September 9-13: Philippine National Suicide Prevention Week

National Suicide Prevention Week in the Philippines is the second week of September. World Suicide Prevention Day falls within it (September 10). These are easily two of the most important “awareness events” that the Philippine Department of Health promotes each year… especially because suicide and its leading cause, depression, are still so little discussed in the country.

These two health issues are very closely linked. The sad truth is that most people still fail to comprehend the seriousness of depression here. There is a tendency to brush over it by saying “Hey, I get depressed too… but I’m not killing myself.”

But some do.

Or rather, many do. In the World Health Organization’s Suicide Report following its Comprehensive Mental Health Action Plan 2013-2020, it stated that almost 3,000 persons commit suicide daily. Around the world, the fatalities go well over 800,000 per year. Numbers this high can be hard to grasp, however.

So try this: count from 1 to 40.

By the time you have finished, another person will have killed himself.

And another will do it in the next 40 seconds that follow.

The Silence of Suicide in the Philippines

Even in the Philippines, a largely Catholic nation where suicide is condemned by religious and socio-cultural mores, the suicide rate can still be as high as 5 fatalities per day. As of 2015, suicide was the ninth leading cause of death for Filipinos in the 20-24 age bracket.

It does bear noting that we have some of the lowest suicide rates in our region, though. Again, this may be largely due to the Catholic Church’s opinion on suicide. However, this is far from a guarantee that this will persist into the future. Furthermore, the comparatively lower suicide rates should hardly cause Filipinos to start boasting yet. They still lead to us losing as many as 5 persons—persons you might know or whom you might consider family—every day.

Add to this that suicides are considered preventable. That still means we suffer 5 losses we could technically prevent, every day. And this is with the current data, which may actually be more conservative than the reality: due to the aforementioned stigma on suicide, we have to consider that suicides may be under-reported here out of a sense of shame.
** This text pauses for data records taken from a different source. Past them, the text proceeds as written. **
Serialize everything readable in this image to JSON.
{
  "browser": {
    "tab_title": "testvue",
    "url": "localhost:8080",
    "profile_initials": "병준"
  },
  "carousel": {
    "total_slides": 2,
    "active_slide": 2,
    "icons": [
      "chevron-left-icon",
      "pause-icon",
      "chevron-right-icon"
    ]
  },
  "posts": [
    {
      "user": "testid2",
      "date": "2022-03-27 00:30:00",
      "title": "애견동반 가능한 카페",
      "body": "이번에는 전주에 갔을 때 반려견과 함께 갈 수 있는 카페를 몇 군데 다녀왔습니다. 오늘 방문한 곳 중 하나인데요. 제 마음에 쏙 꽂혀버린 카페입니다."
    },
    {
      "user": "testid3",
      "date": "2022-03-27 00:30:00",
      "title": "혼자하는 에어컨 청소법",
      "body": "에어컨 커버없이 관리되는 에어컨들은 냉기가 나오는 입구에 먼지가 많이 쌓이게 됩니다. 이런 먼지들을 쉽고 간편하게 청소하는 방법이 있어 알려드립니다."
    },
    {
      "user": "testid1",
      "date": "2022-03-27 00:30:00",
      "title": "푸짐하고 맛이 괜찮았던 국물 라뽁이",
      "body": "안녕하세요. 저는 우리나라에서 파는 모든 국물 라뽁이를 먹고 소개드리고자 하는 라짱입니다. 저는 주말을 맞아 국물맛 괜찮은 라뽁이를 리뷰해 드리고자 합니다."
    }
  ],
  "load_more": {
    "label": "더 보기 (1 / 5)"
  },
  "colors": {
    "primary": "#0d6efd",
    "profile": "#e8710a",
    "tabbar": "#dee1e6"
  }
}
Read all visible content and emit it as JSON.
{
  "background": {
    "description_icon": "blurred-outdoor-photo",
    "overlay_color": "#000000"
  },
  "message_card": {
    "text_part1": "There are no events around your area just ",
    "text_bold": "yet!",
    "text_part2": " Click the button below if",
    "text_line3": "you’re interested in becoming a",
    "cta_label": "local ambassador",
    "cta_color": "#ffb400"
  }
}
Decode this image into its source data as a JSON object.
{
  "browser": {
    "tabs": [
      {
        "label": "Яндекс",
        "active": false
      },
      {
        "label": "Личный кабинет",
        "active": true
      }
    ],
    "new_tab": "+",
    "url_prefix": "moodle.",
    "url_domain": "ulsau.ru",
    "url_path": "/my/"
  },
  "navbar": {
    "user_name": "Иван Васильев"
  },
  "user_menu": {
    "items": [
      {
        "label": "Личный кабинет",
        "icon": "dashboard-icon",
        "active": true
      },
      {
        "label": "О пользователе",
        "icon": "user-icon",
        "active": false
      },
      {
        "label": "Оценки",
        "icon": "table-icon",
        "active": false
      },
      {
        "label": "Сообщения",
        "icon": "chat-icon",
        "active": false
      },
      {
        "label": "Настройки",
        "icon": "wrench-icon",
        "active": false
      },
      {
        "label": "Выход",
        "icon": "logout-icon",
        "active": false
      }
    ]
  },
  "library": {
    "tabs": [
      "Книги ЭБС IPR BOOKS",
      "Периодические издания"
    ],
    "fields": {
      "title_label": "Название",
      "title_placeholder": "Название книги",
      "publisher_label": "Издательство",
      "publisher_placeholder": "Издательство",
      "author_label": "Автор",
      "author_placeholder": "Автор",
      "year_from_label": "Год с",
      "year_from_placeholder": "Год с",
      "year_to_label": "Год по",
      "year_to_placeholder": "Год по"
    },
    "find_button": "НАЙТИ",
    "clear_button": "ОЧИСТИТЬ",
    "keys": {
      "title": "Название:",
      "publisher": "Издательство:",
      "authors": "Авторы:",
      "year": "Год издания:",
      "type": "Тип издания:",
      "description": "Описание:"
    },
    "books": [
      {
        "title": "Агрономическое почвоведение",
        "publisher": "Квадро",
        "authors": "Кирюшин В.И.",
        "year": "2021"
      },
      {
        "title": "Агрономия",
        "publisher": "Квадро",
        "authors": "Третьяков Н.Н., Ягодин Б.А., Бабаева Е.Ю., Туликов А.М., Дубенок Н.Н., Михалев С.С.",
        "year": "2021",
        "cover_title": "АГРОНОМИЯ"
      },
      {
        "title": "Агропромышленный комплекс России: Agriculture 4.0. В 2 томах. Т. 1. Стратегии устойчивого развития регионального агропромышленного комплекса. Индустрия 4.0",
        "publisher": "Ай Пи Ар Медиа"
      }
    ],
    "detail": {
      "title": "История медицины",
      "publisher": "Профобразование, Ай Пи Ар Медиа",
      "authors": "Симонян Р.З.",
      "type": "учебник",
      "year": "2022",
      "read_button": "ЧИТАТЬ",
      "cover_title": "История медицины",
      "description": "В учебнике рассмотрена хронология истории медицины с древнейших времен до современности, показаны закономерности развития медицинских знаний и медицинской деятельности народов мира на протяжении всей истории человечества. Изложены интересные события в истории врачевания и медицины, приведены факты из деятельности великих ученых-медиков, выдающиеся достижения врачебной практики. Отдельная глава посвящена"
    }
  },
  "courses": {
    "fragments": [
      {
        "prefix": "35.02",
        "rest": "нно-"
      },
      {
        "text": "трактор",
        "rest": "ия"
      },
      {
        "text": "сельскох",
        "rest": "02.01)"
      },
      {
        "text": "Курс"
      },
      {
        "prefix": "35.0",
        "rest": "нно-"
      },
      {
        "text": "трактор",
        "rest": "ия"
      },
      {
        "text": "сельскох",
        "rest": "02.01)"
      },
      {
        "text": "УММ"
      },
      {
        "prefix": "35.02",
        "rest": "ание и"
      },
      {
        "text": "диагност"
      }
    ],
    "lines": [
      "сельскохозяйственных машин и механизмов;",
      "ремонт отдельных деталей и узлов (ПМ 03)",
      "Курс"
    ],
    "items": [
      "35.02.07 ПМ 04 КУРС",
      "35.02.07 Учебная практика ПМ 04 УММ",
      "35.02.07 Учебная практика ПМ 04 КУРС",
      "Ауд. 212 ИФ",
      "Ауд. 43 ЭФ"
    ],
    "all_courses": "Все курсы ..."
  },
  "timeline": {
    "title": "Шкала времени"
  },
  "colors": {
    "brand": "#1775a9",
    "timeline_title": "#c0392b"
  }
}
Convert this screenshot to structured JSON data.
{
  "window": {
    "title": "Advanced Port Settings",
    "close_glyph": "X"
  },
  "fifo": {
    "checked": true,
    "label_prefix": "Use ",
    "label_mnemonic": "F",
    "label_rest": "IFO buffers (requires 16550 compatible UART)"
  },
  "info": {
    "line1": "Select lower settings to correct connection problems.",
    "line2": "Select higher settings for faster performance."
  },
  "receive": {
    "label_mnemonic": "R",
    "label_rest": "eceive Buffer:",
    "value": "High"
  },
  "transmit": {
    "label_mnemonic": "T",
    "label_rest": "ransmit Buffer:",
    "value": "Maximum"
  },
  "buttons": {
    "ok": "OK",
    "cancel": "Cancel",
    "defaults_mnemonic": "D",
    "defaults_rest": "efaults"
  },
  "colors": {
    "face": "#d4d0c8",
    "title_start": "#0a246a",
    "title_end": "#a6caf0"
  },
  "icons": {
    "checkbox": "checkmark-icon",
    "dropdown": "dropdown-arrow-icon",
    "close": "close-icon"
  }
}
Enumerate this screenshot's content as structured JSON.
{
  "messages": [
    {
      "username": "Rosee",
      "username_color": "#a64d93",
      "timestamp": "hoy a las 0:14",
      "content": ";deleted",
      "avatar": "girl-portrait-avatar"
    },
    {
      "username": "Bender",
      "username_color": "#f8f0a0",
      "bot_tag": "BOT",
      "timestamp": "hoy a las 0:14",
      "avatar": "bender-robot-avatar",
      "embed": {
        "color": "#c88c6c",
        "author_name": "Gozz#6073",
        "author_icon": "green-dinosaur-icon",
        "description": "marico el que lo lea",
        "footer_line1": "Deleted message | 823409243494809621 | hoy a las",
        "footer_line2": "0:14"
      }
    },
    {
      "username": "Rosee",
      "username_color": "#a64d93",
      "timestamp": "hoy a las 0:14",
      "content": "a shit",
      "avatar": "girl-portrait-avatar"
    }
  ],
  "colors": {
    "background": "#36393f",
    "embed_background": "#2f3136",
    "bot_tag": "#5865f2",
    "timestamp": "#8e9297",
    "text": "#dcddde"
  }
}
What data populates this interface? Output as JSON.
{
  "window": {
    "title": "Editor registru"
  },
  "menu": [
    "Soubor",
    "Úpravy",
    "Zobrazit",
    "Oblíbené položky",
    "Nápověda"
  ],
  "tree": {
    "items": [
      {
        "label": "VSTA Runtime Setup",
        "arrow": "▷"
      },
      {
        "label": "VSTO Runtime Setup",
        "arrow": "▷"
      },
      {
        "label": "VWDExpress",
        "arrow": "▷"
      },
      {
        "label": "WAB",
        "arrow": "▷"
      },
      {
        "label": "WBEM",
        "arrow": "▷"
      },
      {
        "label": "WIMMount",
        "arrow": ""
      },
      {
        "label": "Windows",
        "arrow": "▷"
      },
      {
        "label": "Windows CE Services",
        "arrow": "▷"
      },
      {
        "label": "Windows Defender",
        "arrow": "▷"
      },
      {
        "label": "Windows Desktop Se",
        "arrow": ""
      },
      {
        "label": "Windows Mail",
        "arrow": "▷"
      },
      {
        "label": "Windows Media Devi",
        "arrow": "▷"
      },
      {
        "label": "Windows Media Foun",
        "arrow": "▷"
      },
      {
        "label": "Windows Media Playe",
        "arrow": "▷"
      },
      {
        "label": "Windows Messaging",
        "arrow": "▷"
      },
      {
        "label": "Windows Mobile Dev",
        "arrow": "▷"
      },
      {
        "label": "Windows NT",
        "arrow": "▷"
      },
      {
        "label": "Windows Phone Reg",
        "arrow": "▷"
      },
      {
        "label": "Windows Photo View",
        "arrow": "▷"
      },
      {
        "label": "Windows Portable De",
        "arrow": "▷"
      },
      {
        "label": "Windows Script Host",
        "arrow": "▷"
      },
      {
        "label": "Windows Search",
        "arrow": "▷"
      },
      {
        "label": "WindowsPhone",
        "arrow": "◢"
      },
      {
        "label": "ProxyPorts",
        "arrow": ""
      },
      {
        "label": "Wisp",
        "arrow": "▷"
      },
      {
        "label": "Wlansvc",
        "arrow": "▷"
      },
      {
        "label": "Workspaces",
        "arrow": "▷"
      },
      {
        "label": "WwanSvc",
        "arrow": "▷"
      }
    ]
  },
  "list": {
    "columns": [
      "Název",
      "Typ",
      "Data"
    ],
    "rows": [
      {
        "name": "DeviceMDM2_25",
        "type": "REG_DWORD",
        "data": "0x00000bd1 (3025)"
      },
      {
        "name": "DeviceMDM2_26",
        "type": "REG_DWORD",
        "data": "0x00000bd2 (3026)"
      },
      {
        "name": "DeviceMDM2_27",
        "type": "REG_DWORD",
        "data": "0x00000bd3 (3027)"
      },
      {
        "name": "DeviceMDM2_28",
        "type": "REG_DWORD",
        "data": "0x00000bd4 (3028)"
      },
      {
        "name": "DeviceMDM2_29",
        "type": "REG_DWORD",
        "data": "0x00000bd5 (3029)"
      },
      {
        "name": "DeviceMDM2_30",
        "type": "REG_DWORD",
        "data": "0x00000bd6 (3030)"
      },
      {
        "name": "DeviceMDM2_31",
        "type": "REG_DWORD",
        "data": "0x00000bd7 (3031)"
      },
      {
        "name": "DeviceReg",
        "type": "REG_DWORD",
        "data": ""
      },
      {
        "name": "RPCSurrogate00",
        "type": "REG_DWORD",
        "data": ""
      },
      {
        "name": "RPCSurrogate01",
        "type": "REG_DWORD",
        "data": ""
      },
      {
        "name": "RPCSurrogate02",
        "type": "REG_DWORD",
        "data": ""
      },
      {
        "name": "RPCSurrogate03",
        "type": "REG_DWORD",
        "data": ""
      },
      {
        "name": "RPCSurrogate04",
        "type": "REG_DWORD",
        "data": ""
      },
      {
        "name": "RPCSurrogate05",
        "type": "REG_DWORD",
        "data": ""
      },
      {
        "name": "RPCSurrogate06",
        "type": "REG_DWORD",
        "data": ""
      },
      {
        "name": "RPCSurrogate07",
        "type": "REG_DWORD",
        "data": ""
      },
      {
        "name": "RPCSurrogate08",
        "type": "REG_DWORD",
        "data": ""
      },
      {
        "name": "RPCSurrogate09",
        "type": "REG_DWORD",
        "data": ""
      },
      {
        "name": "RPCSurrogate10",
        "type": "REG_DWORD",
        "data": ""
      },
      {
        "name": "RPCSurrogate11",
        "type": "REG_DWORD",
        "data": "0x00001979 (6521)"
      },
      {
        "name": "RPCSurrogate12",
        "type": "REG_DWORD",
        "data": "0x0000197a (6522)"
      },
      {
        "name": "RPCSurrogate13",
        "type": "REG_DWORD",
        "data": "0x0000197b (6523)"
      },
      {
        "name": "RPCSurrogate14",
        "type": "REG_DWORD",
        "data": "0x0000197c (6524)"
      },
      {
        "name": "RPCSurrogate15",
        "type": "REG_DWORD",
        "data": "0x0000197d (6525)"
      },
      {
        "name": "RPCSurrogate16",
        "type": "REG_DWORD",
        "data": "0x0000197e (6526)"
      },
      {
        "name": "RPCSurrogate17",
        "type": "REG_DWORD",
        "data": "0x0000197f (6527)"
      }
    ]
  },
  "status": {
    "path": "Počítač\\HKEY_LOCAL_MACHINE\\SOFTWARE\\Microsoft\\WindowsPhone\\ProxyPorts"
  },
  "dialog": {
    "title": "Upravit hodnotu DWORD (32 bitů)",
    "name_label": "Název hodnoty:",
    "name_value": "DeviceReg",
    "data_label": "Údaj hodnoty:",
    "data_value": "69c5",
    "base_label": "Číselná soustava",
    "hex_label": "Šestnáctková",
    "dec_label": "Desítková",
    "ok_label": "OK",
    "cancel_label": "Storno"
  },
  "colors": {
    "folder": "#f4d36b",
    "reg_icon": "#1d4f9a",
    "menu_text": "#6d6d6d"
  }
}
The current Health Secretary Paulyn Ubial has drawn attention to the problem, noting the (ironic) invisibility of mental health issues along with their ubiquity. Under her aegis, the DOH has agreed to work with an NGO to establish a crisis helpline for depressed persons and would-be suicides.

The NGO involved is the Natasha Goulburn Foundation. It is dedicated to furthering mental health in the country in partnership with the government and several of the foremost educational institutions in the Philippines (AdMU, Miriam College, and UP). The Foundation’s and WHO’s helpline begins activities this month and is called Project Hopeline.

The fact that the helpline is being established only now does serve to highlight the lack of public resources for mental health in the country, though. Several mental health bills have already failed to pass in our legislature and while there is a National Mental Health Program, it has not really touched on the issue of depression as a common illness in the populace.

It is a common illness for Filipinos, though. The WHO lists the Philippines as the Southeast Asian Country with the worst depression rates. This means that in spite of the sociocultural stigma preventing higher suicide rates, we might actually have a larger pool of potential suicides than many neighbouring countries.

All of this suggests that the Hopeline Project may only be the first step down a very long road. Some argue that we also need a precise, well-articulated mental health bill to go with it. Others argue for a dedicated program or body coordinating efforts to prevent suicide in particular (something such as Australia’s National Suicide Prevention Strategy, for example). Others argue for all of these things together.

In the meantime, another 40 seconds passes by.

What Can We Do?

The first thing here is perhaps to keep an open mind. Shutting down information before it gets shared harms the situation, yet too many of us continue to shut it down. We often refuse to talk about mental and emotional health, even though both have strong impact on quality of life. We often refuse to listen to people who say they wish to die because we think to listen to them is to entertain the possibility of them acting on their statements.

Yet we have to be willing to learn more about suicide and why it happens before we can stop the things that make it happen. We have to be willing to learn that someone we know is contemplating suicide before we can prevent them from doing it.

Support is obviously vital. We can all personally support those we know who might be going through difficult times or who may be suffering from problems like depression. If psychiatric or psychological help in your area is available, you may also want to help them get to it. (Soon, you should be able to use the Patient App version of SeriousMD to look for such help in your area.)

Finally, you can help to spread awareness about suicide prevention by telling others about initiatives like the DOH and NGF’s Hopeline Project, the lobbying for a Mental Health Act (which you may support here, by the way), and by ensuring that productive discourse continues on the topic. The issue needs to be at the forefront of public awareness if solutions are to be developed to address it. Otherwise, the seconds shall continue to tick by and even more people may be lost in silence.